SUVs and pickup trucks are the latest trends in the automotive industry and companies are increasingly offering new features in their SUVs to compete with the growing competition.
According to a reliable database company Statista, there were approximately 200 million SUVs in operation around the world in 2019 and the number is growing.
It seems that this trend will continue for quite some time and the auto companies are adjusting to this newfound craze.
However, there are a few brands that have a legacy of creating iconic SUVs. Jeep is one such brand, the company initially started its operation by making military off-road vehicles in WW2, then switched to manufacturing mainstream SUVs & pickup trucks for civilians.
Their vehicles quickly gained a reputation for being one of the coolest and rugged SUVs in the market. The Jeep Wrangler is one such vehicle, introduced in 1986, and has now become a cash cow for the company.
There is no doubt that the Wrangler is perhaps a cool-looking SUV that has maintained its original heritage over time. However, Jeep has a troublesome reliability track record and it has worsened ever since the brand has been acquired by Fiat.
There are several problems reported by the users, and the third-generation Wrangler is considered the least dependable of all the generations. Consumers have reported several complaints regarding every part of the vehicle which is a big deal considering the SUV is supposed to be a rugged off-road vehicle.
One of the problems often reported by the users of Wrangler is the frequent sputtering on acceleration, combined with a strong stench of gasoline in the cabin.
Consequently, an engine check light comes on and if you plug in a good scanner you will see some error codes that are responsible for this malfunction.
Here we will guide you on what causes the sputtering in a Jeep Wrangler on acceleration and the possible solutions for this problem. Probable causes are mentioned by the order of the simplest cause to the most complex cause
Causes of Jeep Wrangler Sputtering on Acceleration:
Spark plugs & throttle body
Worn out spark plugs will provide less spark when you push the gas pedal and will cause the vehicle to sputter. The likelihood of worn-out spark plugs increases if your Wrangler has high mileage or if you haven’t changed the spark plugs on time.
Pull out the spark plugs and see if the gap is abnormal, if it is then change them with OEM spark plugs. Another likely culprit for increased sputtering when the gas pedal is pushed is the throttle body.
With time, the throttle body gets clogged and blocks the smooth airflow to the engine. Therefore, cleaning the throttle body using a throttle body cleaner may cause the problem to cease.
Bad O2 Sensor
A bad upper O2 sensor is one of the main reasons why a Wrangler starts sputtering on acceleration. Like other engine parts, O2 sensors go bad over time.
An O2 sensor monitors and controls the air-fuel mixture ratio and nowadays an engine has two O2 sensors, one at the top and the other at the end of the catalytic converter.

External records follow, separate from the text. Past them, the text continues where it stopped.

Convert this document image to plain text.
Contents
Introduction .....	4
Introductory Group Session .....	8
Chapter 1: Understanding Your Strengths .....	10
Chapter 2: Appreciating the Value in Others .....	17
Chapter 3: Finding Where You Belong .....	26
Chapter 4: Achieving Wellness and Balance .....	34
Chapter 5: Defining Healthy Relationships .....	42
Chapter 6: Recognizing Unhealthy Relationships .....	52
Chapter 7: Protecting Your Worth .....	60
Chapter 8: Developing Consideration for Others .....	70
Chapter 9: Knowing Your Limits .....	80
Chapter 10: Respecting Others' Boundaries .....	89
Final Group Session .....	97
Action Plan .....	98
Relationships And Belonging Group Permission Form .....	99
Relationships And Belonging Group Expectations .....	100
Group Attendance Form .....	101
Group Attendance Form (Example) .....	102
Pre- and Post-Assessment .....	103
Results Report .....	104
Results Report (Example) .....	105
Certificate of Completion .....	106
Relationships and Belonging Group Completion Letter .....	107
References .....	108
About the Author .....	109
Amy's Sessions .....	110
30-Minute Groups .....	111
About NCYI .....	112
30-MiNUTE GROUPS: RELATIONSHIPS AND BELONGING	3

In 99% of cases, it is the upper sensor that has gone bad. Therefore, if it is an old Wrangler that has clocked too many miles then you may have to change the upper O2 sensor.
Always replace it with an OEM sensor and you can easily do this job by yourself with the help of a wrench and a socket.
Bad TPS sensor
If the codes P0121 or P0123 pops up during a scan check, then a bad TPS sensor (throttle position sensor) is the probable cause.

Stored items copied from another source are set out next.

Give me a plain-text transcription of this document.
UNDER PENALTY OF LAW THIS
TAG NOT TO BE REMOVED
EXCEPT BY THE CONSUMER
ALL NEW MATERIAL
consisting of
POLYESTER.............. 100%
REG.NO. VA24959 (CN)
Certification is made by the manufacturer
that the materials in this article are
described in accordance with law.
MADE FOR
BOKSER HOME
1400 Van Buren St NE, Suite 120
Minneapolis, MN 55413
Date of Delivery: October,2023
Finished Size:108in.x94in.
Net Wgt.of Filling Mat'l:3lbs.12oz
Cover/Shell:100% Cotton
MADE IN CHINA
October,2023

The TPS sensor regulates and controls the flow of air to the throttle body. A bad sensor would instruct the throttle body to take less air which would ultimately result in increased sputtering on acceleration. If that is the case, then replace the TPS sensor.
Bad fuel injectors or a clogged fuel filter
A clogged fuel filter or a bad fuel injector are two of the main suspects when a vehicle starts sputtering. Plug in a good scan tool and it will display misfire codes ranging from P0300 to P0308, which will tell you whether it’s a bad fuel injector or not.

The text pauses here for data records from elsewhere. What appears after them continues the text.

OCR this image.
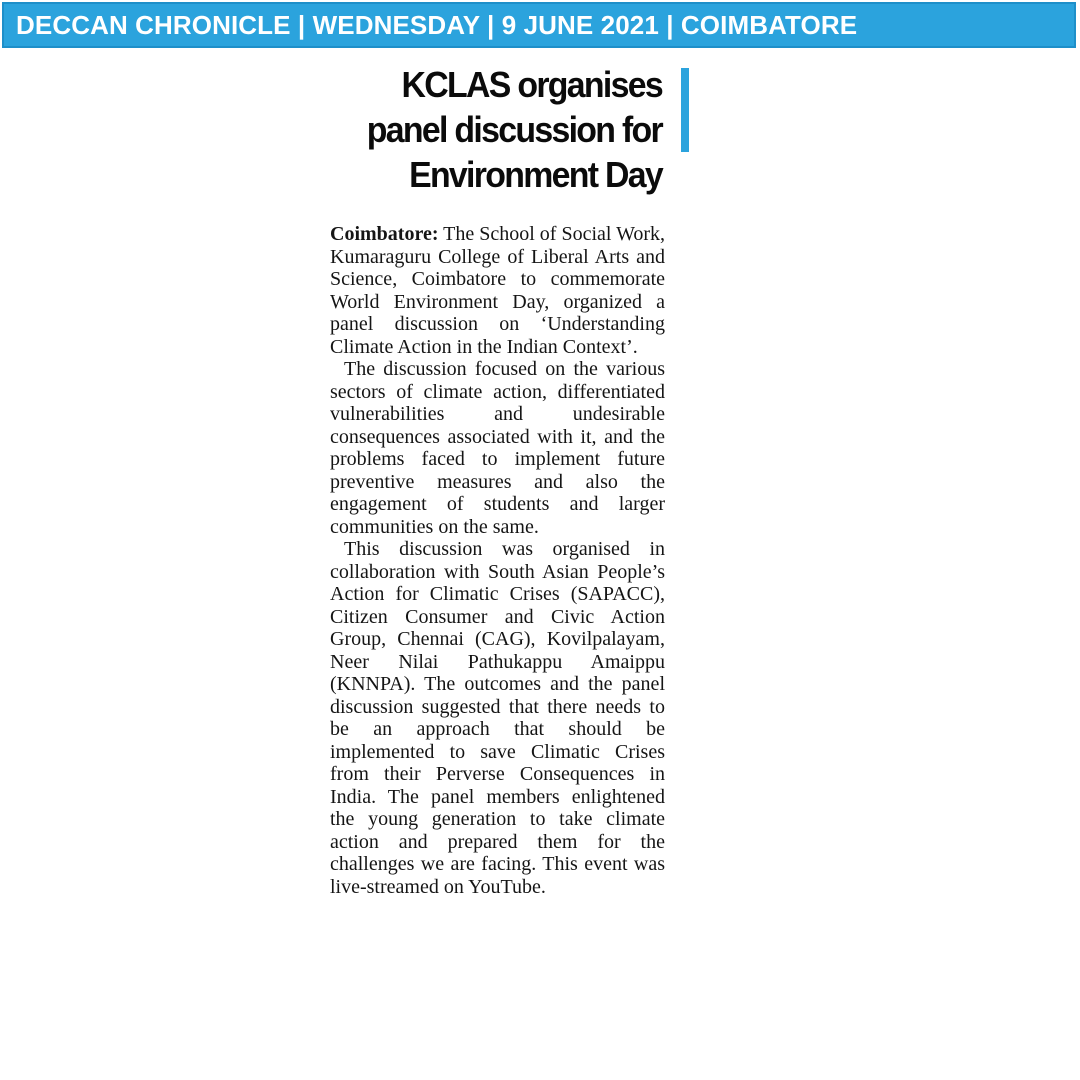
DECCAN CHRONICLE | WEDNESDAY | 9 JUNE 2021 | COIMBATORE
KCLAS organises
panel discussion for
Environment Day

Coimbatore: The School of Social Work, Kumaraguru College of Liberal Arts and Science, Coimbatore to commemorate World Environment Day, organized a panel discussion on ‘Understanding Climate Action in the Indian Context’.

The discussion focused on the various sectors of climate action, differentiated vulnerabilities and undesirable consequences associated with it, and the problems faced to implement future preventive measures and also the engagement of students and larger communities on the same.

This discussion was organised in collaboration with South Asian People’s Action for Climatic Crises (SAPACC), Citizen Consumer and Civic Action Group, Chennai (CAG), Kovilpalayam, Neer Nilai Pathukappu Amaippu (KNNPA). The outcomes and the panel discussion suggested that there needs to be an approach that should be implemented to save Climatic Crises from their Perverse Consequences in India. The panel members enlightened the young generation to take climate action and prepared them for the challenges we are facing. This event was live-streamed on YouTube.
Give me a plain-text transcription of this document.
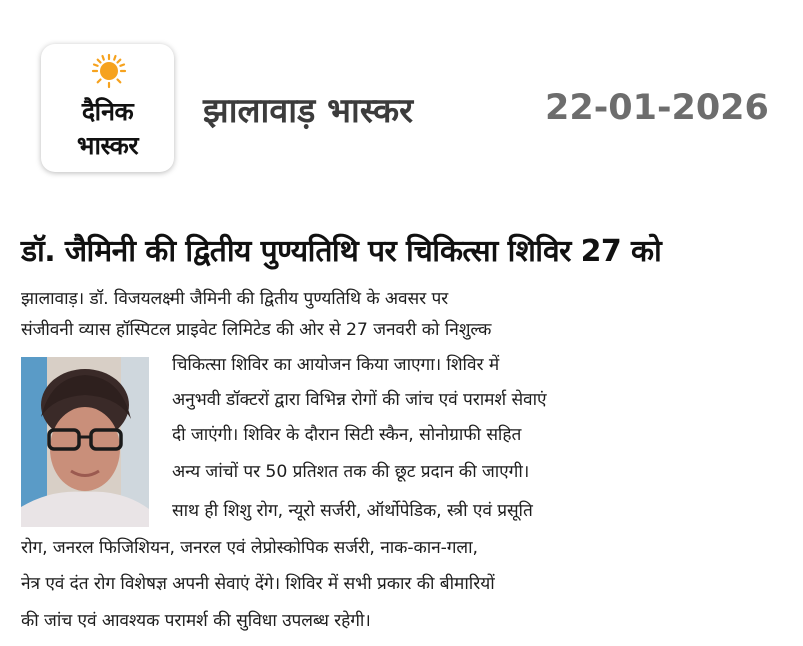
दैनिक
भास्कर
झालावाड़ भास्कर	22-01-2026
डॉ. जैमिनी की द्वितीय पुण्यतिथि पर चिकित्सा शिविर 27 को
झालावाड़। डॉ. विजयलक्ष्मी जैमिनी की द्वितीय पुण्यतिथि के अवसर पर
संजीवनी व्यास हॉस्पिटल प्राइवेट लिमिटेड की ओर से 27 जनवरी को निशुल्क
चिकित्सा शिविर का आयोजन किया जाएगा। शिविर में
अनुभवी डॉक्टरों द्वारा विभिन्न रोगों की जांच एवं परामर्श सेवाएं
दी जाएंगी। शिविर के दौरान सिटी स्कैन, सोनोग्राफी सहित
अन्य जांचों पर 50 प्रतिशत तक की छूट प्रदान की जाएगी।
साथ ही शिशु रोग, न्यूरो सर्जरी, ऑर्थोपेडिक, स्त्री एवं प्रसूति
रोग, जनरल फिजिशियन, जनरल एवं लेप्रोस्कोपिक सर्जरी, नाक-कान-गला,
नेत्र एवं दंत रोग विशेषज्ञ अपनी सेवाएं देंगे। शिविर में सभी प्रकार की बीमारियों
की जांच एवं आवश्यक परामर्श की सुविधा उपलब्ध रहेगी।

If that is not the case, replace the fuel filter if your Wrangler has high mileage and you haven’t changed the fuel filter even once.
Choked Catalytic converter
Catalytic converters (CAT) primarily convert unburned carbon monoxide to carbon dioxide and over time gets choked due to the contaminants present in gasoline.
Choked CAT is highly unlikely if your Wrangler has less than 100,000 miles. Be sure to look for other symptoms before going after a CAT as they are quite expensive.
Bad Coil rail
The coil rails on older Wranglers tend to go bad, this problem however is rare in the newer variants. A higher degree of sputtering with an increased throttle most likely means a bad coil rail.
A P0303 code indicating a misfire on multiple cylinders also points towards a bad coil rail. If you have checked all the other possible causes, then it is finally a case of bad coil rails.